March On
- Formation: October 2017
- Type: Political non-profit group
- Leader: Corryn Grace Freeman
- Website: WeAreMarchOn.org

= March On (organization) =

American political activism group

March On, stylized as March ON, is an American nonprofit organization of women-led and grassroots political activist groups that grew out of the women's marches of January 21, 2017.

== About ==
March On organizes women across the country to create progressive political power through focusing on electoral politics. March On is women-led, but all-inclusive organization that employs political strategy to coordinate actions at the federal, state, and local level through the joint efforts of millions of marches.

=== March on the Polls ===
March on The Polls is March On's election-year initiative to increase voter turnout and change the narrative around voting and civic participation. Women's March and other grassroots groups in cities across the country are planning events aimed at increasing progressive turnout. These event range from marches, organizing caravans for voters displaced by Hurricane Florence, to encouraging first-time voters through a full day of community engagement. While tied under the March On organization, each march is different, reflecting local particularities.

=== 50 Miles More ===
50 Miles More is the youth arm of March On the grew out as a response to the school shooting in Parkland, Florida in 2018. 50 Miles More is a student-led gun control organization that conducts fifty mile marches to advocate for gun control in America. They have completed two marches to date, the first in Wisconsin, where they confronted Paul Ryan, and the second in Massachusetts where they confronted the Smith & Wesson factory where many of the guns used in school shootings are manufactured. The goal of the organization is to organize fifty mile marches in all fifty states in the USA.

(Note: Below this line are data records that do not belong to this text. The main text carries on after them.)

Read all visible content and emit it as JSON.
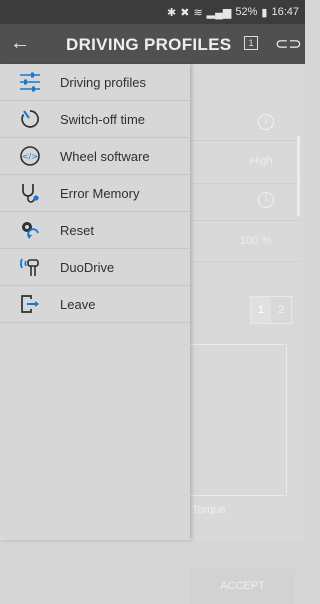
{
  "status": {
    "icons": [
      "bluetooth-icon",
      "mute-icon",
      "wifi-icon",
      "signal-icon"
    ],
    "battery": "52%",
    "time": "16:47"
  },
  "appbar": {
    "title": "DRIVING PROFILES",
    "profile_badge": "1"
  },
  "menu": {
    "items": [
      {
        "label": "Driving profiles",
        "icon": "sliders-icon"
      },
      {
        "label": "Switch-off time",
        "icon": "timer-icon"
      },
      {
        "label": "Wheel software",
        "icon": "code-icon"
      },
      {
        "label": "Error Memory",
        "icon": "stethoscope-icon"
      },
      {
        "label": "Reset",
        "icon": "reset-gear-icon"
      },
      {
        "label": "DuoDrive",
        "icon": "duodrive-icon"
      },
      {
        "label": "Leave",
        "icon": "exit-icon"
      }
    ]
  },
  "content": {
    "value_high": "High",
    "value_percent": "100 %",
    "segments": [
      "1",
      "2"
    ],
    "torque_label": "Torque",
    "accept_label": "ACCEPT"
  },
  "colors": {
    "accent_blue": "#1976d2",
    "appbar_bg": "#505050",
    "drawer_bg": "#d7d7d7"
  }
}
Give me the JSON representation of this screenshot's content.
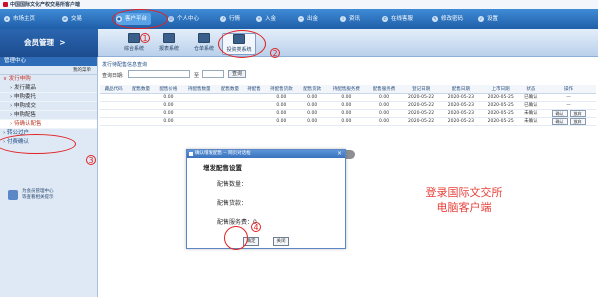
{
  "window": {
    "title": "中国国际文化产权交易所客户端"
  },
  "nav": {
    "items": [
      {
        "label": "市场主页",
        "icon": "home-icon"
      },
      {
        "label": "交易",
        "icon": "trade-icon"
      },
      {
        "label": "客户平台",
        "icon": "platform-icon",
        "active": true
      },
      {
        "label": "个人中心",
        "icon": "user-icon"
      },
      {
        "label": "行情",
        "icon": "market-icon"
      },
      {
        "label": "入金",
        "icon": "deposit-icon"
      },
      {
        "label": "出金",
        "icon": "withdraw-icon"
      },
      {
        "label": "资讯",
        "icon": "info-icon"
      },
      {
        "label": "在线客服",
        "icon": "service-icon"
      },
      {
        "label": "修改密码",
        "icon": "password-icon"
      },
      {
        "label": "设置",
        "icon": "settings-icon"
      }
    ]
  },
  "subheader": {
    "member_title": "会员管理",
    "systems": [
      {
        "label": "综合系统"
      },
      {
        "label": "报表系统"
      },
      {
        "label": "仓单系统"
      },
      {
        "label": "投资类系统",
        "active": true
      }
    ]
  },
  "sidebar": {
    "header": "管理中心",
    "sub": "我的菜单",
    "categories": [
      {
        "label": "发行申购",
        "items": [
          "发行藏品",
          "申购委托",
          "申购成交",
          "申购配售",
          "待确认配售"
        ]
      },
      {
        "label": "转公过户",
        "items": []
      },
      {
        "label": "付费确认",
        "items": []
      }
    ],
    "footer_line1": "为会员管理中心",
    "footer_line2": "等查看相关提示"
  },
  "main": {
    "breadcrumb": "发行待配售信息查询",
    "filter_label": "查询日期:",
    "to_label": "至",
    "query_button": "查询",
    "columns": [
      "藏品代码",
      "配售数量",
      "配售价格",
      "持配售数量",
      "配售数量",
      "持配售",
      "持配售货款",
      "配售货款",
      "持配售服务费",
      "配售服务费",
      "登记日期",
      "配售日期",
      "上市日期",
      "状态",
      "操作"
    ],
    "rows": [
      [
        "",
        "",
        "0.00",
        "",
        "",
        "",
        "0.00",
        "0.00",
        "0.00",
        "0.00",
        "2020-05-22",
        "2020-05-23",
        "2020-05-25",
        "已确认",
        "—"
      ],
      [
        "",
        "",
        "0.00",
        "",
        "",
        "",
        "0.00",
        "0.00",
        "0.00",
        "0.00",
        "2020-05-22",
        "2020-05-23",
        "2020-05-25",
        "已确认",
        "—"
      ],
      [
        "",
        "",
        "0.00",
        "",
        "",
        "",
        "0.00",
        "0.00",
        "0.00",
        "0.00",
        "2020-05-22",
        "2020-05-23",
        "2020-05-25",
        "未确认",
        "actions"
      ],
      [
        "",
        "",
        "0.00",
        "",
        "",
        "",
        "0.00",
        "0.00",
        "0.00",
        "0.00",
        "2020-05-22",
        "2020-05-23",
        "2020-05-25",
        "未确认",
        "actions"
      ]
    ],
    "row_actions": [
      "确认",
      "放弃"
    ]
  },
  "dialog": {
    "title": "确认增发配售 -- 网页对话框",
    "heading": "增发配售设置",
    "field1": "配售数量：",
    "field2": "配售货款：",
    "field3_label": "配售服务费：",
    "field3_value": "0",
    "ok": "确定",
    "close": "关闭"
  },
  "float_tag": "操作",
  "promo": {
    "line1": "登录国际文交所",
    "line2": "电脑客户端"
  },
  "annotations": [
    "1",
    "2",
    "3",
    "4"
  ],
  "colors": {
    "nav_bg": "#1f5ea8",
    "annotation": "#e02222",
    "promo": "#e8413a"
  }
}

=== 2018 Women's March ===
Around 250 marches, rallies, and actions took place on the anniversary of the 2017 Women's March, many coordinated by March On.

=== Future Coalition ===
The Future Coalition is a coalition of over 25 youth-led activist organizations focused on progressive activism. March For Our Lives also signed on to be a part of the coalition's first initiative, Walkout To Vote. The Future Coalition has been incubated by March On as their “youth arm.”

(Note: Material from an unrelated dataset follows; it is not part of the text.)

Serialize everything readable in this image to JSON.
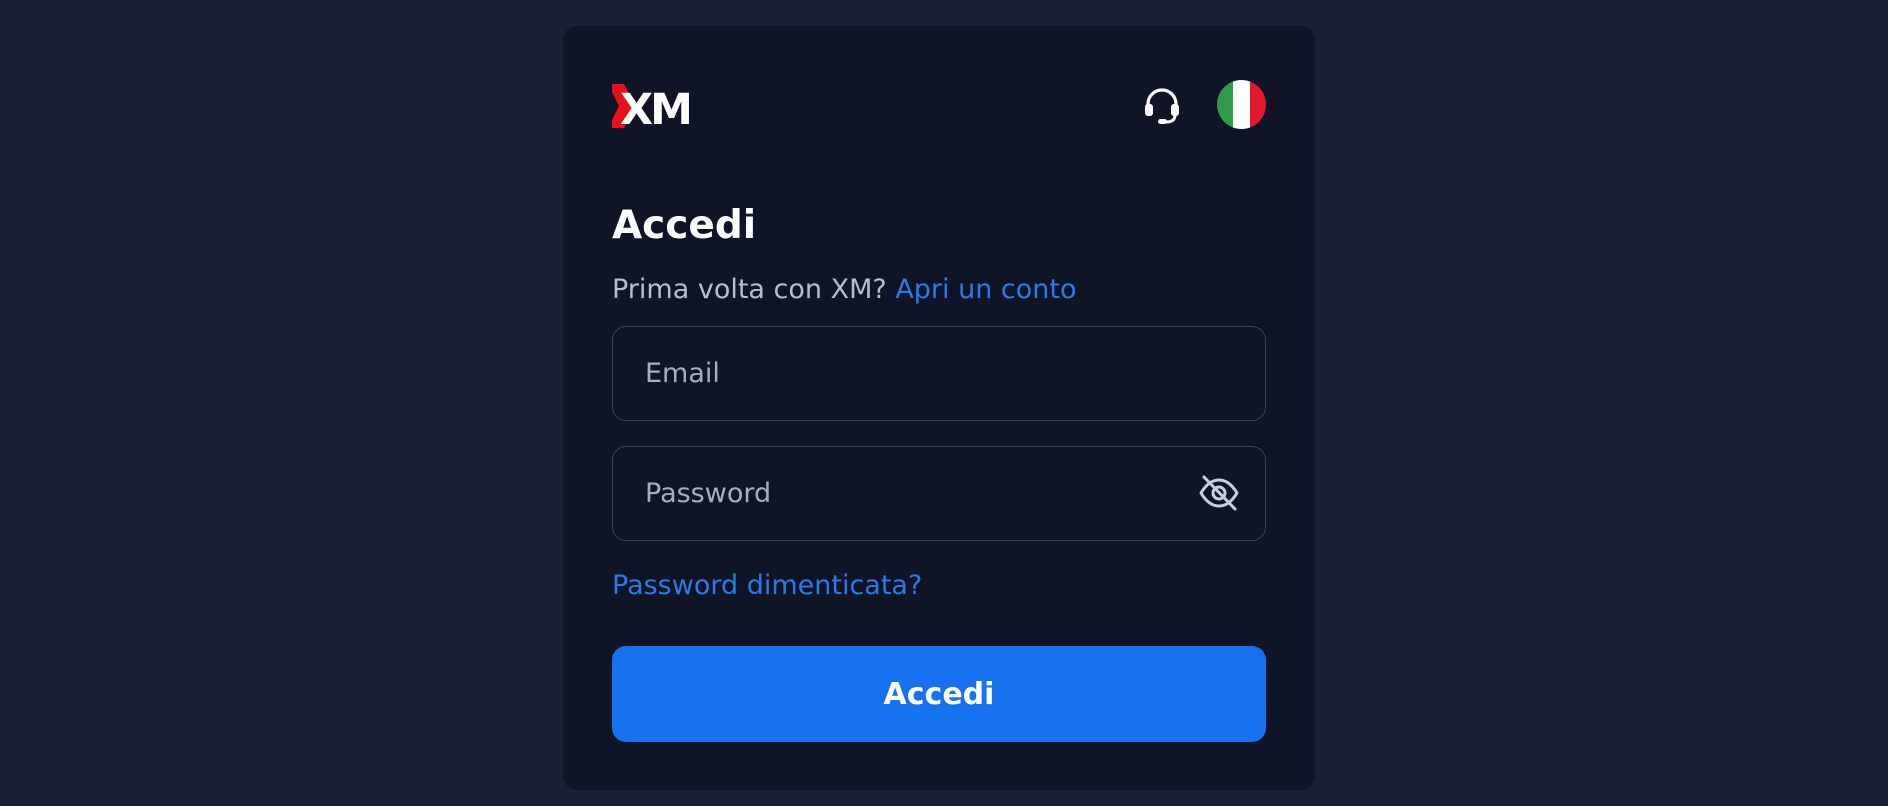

=== September 20 Climate Strike ===
March On aided in organizing the September 20 Climate Strike, an international strike and protest led by young people and adults held three days before the UN Climate Summit in NYC on September 20 across the US and world to demand action be taken to address the climate crisis. The event is one of the largest climate mobilizations in US history. The event is a part of the school strike for climate movement.

=== Vote With Us ===
March On created the Vote With Us campaign designed to promote early voting in the 2020 United States presidential election. The campaign features in person events across the country and a virtual rally featuring notable celebrities and voting activists.

=== March On For Voting Rights ===
March On For Voting Rights is a mass mobilization on August 28, the 58th anniversary of Martin Luther King Jr.'s historic March on Washington organized by March On and other notable civil rights leaders in response to Senate Republicans blocking the For The People Act.

== History ==
March On was formed by the leaders of the women's marches across the country in October 2017. The leaders included Vanessa Wruble, cofounder of The Women's March, Jessica Scheller and Jaquie Algee of Women's March Chicago, Lindsey Kanaly and Sacia Fowler of Women's March Oklahoma, Penelope Chester of Women's March Canada among others across the nation.

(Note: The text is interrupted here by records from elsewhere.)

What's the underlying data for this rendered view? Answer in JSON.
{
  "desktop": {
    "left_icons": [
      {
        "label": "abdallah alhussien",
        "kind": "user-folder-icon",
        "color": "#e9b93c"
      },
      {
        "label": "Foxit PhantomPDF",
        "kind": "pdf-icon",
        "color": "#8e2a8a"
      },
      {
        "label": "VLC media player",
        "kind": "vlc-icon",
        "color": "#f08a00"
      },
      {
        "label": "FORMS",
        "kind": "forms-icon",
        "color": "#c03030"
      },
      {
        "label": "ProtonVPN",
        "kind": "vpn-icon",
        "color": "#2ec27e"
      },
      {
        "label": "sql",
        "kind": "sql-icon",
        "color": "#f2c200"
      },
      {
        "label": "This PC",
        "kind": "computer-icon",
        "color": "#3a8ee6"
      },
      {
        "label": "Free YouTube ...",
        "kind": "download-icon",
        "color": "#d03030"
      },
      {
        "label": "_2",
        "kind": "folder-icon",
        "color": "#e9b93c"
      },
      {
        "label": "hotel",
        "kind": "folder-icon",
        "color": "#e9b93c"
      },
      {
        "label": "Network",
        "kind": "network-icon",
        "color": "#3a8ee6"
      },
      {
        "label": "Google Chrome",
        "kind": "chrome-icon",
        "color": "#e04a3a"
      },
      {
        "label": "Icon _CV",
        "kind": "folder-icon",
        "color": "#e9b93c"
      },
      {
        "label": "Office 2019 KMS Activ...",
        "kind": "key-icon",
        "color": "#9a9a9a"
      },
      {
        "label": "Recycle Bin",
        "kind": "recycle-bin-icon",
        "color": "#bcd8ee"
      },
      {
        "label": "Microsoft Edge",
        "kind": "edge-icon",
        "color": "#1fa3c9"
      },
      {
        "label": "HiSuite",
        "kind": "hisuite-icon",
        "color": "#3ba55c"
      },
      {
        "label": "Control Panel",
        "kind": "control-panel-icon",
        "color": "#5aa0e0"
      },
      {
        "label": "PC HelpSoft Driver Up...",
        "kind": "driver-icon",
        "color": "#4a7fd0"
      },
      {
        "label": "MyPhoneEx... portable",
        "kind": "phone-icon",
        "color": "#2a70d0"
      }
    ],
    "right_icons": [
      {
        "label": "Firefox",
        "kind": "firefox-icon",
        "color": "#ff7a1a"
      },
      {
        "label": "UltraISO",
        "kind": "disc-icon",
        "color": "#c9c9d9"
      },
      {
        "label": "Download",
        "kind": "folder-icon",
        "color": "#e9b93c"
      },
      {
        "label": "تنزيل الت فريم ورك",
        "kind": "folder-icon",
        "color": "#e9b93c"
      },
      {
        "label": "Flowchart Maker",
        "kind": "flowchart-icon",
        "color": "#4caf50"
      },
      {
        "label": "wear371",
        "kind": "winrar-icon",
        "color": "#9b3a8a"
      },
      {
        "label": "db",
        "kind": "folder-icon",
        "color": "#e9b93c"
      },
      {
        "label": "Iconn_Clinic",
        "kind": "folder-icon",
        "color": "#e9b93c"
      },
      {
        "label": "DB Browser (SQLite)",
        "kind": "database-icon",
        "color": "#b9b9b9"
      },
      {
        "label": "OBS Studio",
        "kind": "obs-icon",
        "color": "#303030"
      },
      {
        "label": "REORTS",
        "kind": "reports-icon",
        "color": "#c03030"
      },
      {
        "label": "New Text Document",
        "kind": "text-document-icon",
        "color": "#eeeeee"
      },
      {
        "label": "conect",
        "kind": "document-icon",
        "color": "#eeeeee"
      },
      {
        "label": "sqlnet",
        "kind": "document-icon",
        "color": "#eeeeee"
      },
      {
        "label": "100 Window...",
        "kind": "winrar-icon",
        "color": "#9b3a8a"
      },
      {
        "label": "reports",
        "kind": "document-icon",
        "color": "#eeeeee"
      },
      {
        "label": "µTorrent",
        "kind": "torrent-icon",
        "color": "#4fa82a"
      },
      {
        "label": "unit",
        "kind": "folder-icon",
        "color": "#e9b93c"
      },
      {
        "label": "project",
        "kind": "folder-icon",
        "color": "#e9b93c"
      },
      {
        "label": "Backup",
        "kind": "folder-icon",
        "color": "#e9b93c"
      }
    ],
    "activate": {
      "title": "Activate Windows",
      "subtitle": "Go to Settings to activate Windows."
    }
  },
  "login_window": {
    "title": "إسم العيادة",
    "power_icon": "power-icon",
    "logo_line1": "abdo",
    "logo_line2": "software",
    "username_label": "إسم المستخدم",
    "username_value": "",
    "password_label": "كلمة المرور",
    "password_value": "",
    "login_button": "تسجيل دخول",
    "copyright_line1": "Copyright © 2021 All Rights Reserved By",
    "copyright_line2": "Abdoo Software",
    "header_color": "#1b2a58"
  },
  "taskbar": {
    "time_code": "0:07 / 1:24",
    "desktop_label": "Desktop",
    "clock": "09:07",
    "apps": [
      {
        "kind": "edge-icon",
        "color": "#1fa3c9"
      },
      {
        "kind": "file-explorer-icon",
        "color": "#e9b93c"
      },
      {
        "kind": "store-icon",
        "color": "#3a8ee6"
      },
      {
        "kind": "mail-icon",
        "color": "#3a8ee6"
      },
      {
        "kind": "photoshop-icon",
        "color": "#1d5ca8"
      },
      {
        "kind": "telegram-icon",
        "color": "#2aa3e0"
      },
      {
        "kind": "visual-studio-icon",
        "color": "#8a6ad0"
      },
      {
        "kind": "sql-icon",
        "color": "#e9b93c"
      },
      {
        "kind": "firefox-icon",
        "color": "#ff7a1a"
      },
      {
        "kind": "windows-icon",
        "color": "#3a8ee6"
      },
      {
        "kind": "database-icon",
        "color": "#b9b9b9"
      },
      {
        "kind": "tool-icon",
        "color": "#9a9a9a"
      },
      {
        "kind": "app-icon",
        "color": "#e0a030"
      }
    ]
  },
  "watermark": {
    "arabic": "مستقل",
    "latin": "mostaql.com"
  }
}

The leaders came together after the January 2017 women's marches to consolidate political power in America, focused at first on women's electoral power in the midterms.

Notably absent from the coalition was a break-off group, Women's March Incorporated, that consisted of some of the women who had been spokespeople for the Women's March On Washington 2017. In light of anti-semitism charges on Women's March Incorporated, March On publicly distanced themselves and other affiliate organizations from the group.

In January 2024, March On was dissolved and rebranded as Future Coalition.

== Leadership ==

In May 2023, Corryn Grace Freeman took over as executive director of the organization.